Poza trasą z przeszkodami w strefie dla najmłodszych jest jeszcze tyrolka (z bardzo krótkim torem przejazdu), huśtawki oraz duża sieć z lin. Wejście na godzinę na część dziecięcą w zupełności wystarczyło, aby się wybawić i już nawet zacząć nudzić.
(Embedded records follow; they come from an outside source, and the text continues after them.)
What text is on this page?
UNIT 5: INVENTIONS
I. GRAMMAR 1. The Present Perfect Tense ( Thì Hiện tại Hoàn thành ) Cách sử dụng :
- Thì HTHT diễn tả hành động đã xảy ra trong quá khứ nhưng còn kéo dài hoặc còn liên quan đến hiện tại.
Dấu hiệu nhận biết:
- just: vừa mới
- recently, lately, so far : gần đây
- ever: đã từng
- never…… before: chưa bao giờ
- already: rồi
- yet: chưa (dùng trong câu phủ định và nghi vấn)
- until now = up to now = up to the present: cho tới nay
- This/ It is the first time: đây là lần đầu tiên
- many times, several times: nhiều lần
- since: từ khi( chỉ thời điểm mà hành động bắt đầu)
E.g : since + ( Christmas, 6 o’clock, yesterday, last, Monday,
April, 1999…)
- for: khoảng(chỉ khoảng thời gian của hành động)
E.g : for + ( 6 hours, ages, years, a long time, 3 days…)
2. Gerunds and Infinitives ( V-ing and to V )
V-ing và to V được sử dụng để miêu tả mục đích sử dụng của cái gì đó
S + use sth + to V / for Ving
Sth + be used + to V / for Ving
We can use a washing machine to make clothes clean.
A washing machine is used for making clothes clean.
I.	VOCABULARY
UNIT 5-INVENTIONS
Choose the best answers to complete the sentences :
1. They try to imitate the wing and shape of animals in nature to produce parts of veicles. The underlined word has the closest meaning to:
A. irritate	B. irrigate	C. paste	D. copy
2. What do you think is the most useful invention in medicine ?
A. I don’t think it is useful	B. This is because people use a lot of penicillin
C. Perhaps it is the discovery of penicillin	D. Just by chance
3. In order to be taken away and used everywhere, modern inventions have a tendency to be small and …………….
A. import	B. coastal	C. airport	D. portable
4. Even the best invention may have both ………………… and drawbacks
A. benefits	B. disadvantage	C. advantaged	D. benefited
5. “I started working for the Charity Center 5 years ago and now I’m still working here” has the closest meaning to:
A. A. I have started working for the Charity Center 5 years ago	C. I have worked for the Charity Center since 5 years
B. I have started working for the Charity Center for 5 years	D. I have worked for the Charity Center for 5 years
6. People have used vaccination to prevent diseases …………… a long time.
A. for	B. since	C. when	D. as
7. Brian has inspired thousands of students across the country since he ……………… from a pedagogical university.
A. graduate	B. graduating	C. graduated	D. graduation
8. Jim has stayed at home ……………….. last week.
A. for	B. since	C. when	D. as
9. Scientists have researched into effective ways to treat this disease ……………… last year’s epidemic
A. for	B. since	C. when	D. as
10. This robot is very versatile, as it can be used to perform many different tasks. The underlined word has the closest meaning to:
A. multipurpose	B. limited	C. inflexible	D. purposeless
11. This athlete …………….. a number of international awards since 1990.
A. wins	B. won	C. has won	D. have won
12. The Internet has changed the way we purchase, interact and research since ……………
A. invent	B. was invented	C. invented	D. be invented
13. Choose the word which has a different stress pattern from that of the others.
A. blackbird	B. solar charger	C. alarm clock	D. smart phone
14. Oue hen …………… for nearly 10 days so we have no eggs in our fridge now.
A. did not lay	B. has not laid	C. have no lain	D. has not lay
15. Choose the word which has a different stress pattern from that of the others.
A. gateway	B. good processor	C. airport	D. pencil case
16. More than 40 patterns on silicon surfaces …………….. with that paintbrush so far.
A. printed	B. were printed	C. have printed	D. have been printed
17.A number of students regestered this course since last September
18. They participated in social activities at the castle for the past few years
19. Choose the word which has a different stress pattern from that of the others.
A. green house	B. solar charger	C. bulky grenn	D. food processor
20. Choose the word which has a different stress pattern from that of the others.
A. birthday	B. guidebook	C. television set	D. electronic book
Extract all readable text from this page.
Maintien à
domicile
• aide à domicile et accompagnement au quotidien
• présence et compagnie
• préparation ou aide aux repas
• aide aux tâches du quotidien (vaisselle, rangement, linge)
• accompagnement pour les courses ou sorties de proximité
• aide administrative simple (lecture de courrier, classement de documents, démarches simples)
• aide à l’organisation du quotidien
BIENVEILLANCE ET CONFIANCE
Oprócz strefy dla najmłodszych w parku linowym Partynice jest również część z trasami dla starszych dzieci i młodzieży. Tam dzieci zakładają kaski, uprzęże i przechodzą krótkie szkolenie przed wejściem na trasę. Na każdym odcinku są asekurowane przed upadkiem. Jednak to na nich spoczywa odpowiedzialność za prawidłowe wpinanie się w system lin. Trasy są zarówno nisko nad ziemią, jak i dosyć wysoko pośród koron drzew. Te niższe trasy myślę, że mogą być pokonywane przy pomocy rodziców i coś czuję, że w przyszłym roku spróbujemy je z Emilką przejść.

Przydatne informacje

Czynne: we wrześniu otwarte w weekendy, w pozostałe miesiące aż do kolejnego sezonu – brak informacji (należy śledzić na bieżąco stronę parku na Facebooku), w sezonie czynne codziennie.

Wstęp: Strefa dziecka 1 h – 20 zł, strefa dziecka bez limitu – 30 zł, trasy z asekuracją 1 h – 30 zł, trasy z asekuracją 1 h + strefa dziecka 1 h – 40 zł, trasy z asekuracją 1 h + strefa dziecka bez limitu – 50 zł, karnet strefa dziecka 10 wejść po 1 h – 150 zł

W parku linowym można zorganizować dzieciom urodziny – ceny ustalane są indywidualnie.